Now, you may not know what the “shadow” is, which I wrote another blog post here that goes over it decently well, in my opinion. Find Your Dark Forest
Still, I’ll briefly explain the shadow here as well.
Contrary to a Freudian definition of shadow, the Jungian shadow can include everything outside the light of consciousness and may be positive or negative. “Everyone carries a shadow,” Jung wrote, “and the less it is embodied in the individual’s conscious life, the blacker and denser it is.”
So, the shadow is the range of emotions, actions, and motivations, that we aren’t consciously aware, ranging from positive to negative, and everything in between. And I think, as you integrate your shadow more into your conscious awareness, it, in turn, increases your level of industriousness. You can see how this would be difficult to measure. How does one measure someone else’s shadow, much less their own?
You can also see how this level of self-awareness will motivate you to strive to want to do better in life.

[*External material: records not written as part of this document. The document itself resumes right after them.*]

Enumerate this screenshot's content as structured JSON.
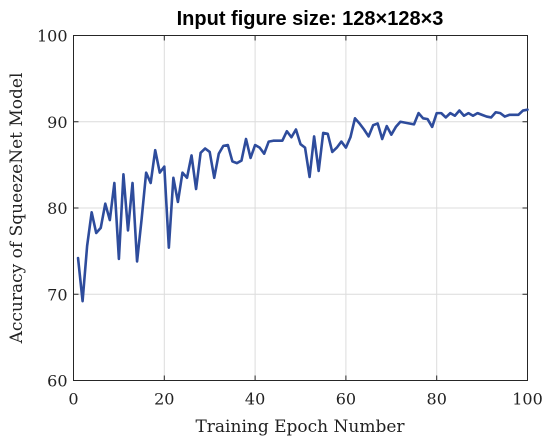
{
  "chart_data": {
    "type": "line",
    "title": "Input figure size: 128×128×3",
    "xlabel": "Training Epoch Number",
    "ylabel": "Accuracy of SqueezeNet Model",
    "xlim": [
      0,
      100
    ],
    "ylim": [
      60,
      100
    ],
    "xticks": [
      0,
      20,
      40,
      60,
      80,
      100
    ],
    "yticks": [
      60,
      70,
      80,
      90,
      100
    ],
    "grid": true,
    "line_color": "#2e4c9c",
    "x": [
      1,
      2,
      3,
      4,
      5,
      6,
      7,
      8,
      9,
      10,
      11,
      12,
      13,
      14,
      15,
      16,
      17,
      18,
      19,
      20,
      21,
      22,
      23,
      24,
      25,
      26,
      27,
      28,
      29,
      30,
      31,
      32,
      33,
      34,
      35,
      36,
      37,
      38,
      39,
      40,
      41,
      42,
      43,
      44,
      45,
      46,
      47,
      48,
      49,
      50,
      51,
      52,
      53,
      54,
      55,
      56,
      57,
      58,
      59,
      60,
      61,
      62,
      63,
      64,
      65,
      66,
      67,
      68,
      69,
      70,
      71,
      72,
      73,
      74,
      75,
      76,
      77,
      78,
      79,
      80,
      81,
      82,
      83,
      84,
      85,
      86,
      87,
      88,
      89,
      90,
      91,
      92,
      93,
      94,
      95,
      96,
      97,
      98,
      99,
      100
    ],
    "series": [
      {
        "values": [
          74.2,
          69.2,
          75.6,
          79.5,
          77.1,
          77.7,
          80.5,
          78.6,
          82.9,
          74.1,
          83.9,
          77.4,
          82.9,
          73.8,
          78.7,
          84.1,
          82.9,
          86.7,
          84.1,
          84.8,
          75.4,
          83.5,
          80.7,
          84.1,
          83.5,
          86.1,
          82.2,
          86.4,
          86.9,
          86.5,
          83.5,
          86.3,
          87.2,
          87.3,
          85.4,
          85.2,
          85.5,
          88.0,
          85.8,
          87.3,
          87.0,
          86.3,
          87.7,
          87.8,
          87.8,
          87.8,
          88.9,
          88.2,
          89.1,
          87.4,
          87.0,
          83.6,
          88.3,
          84.3,
          88.7,
          88.6,
          86.5,
          87.0,
          87.7,
          87.0,
          88.2,
          90.4,
          89.8,
          89.1,
          88.3,
          89.6,
          89.8,
          88.0,
          89.5,
          88.5,
          89.4,
          90.0,
          89.9,
          89.8,
          89.7,
          91.0,
          90.4,
          90.3,
          89.4,
          91.0,
          91.0,
          90.5,
          91.0,
          90.7,
          91.3,
          90.7,
          91.0,
          90.7,
          91.0,
          90.8,
          90.6,
          90.5,
          91.1,
          91.0,
          90.6,
          90.8,
          90.8,
          90.8,
          91.3,
          91.4
        ]
      }
    ]
  }
}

The thing is, is the particular emotion that drives you to continue integrating it within your consciousness, is that fear? It certainly seems to be, at times, but at other times, it’s not so obvious. You wouldn’t say Bill Gates created Microsoft out of fear? Would you? Maybe you would.
Again, you can read my post above of how you can work to integrate your shadow with yourself, but I want to continue on with my last point.
How does all of this relate to Intelligence?
Well, intelligence, it seems to correlate with all traits within the Big 5 except conscientiousness. Studies seem to suggest conscientiousness has no correlation with intelligence, and others even suggest has negative correlation. And for the most part, I’ll concede with them.
So what does this mean? I think it means, we don’t have a good way of measuring it.
But, what does this have to do with intelligence, you might ask again?
What this has to do with intelligence is that intelligence, again, correlates, to some degree, with all other traits, and all the other traits play a role in how you will be measured in all the others, except conscientiousness. So the other four, they’re all connected in some form, and that form is intelligence. Intelligence is the “glue” that holds the other traits together.
But if intelligence has no correlation with conscientiousness, then what predicts the level of conscientiousness for any given person?
That’s when I suggest the “Shadow” is the missing piece to the puzzle.
That’s when I keep telling people like Jung said, you need to face your shadow.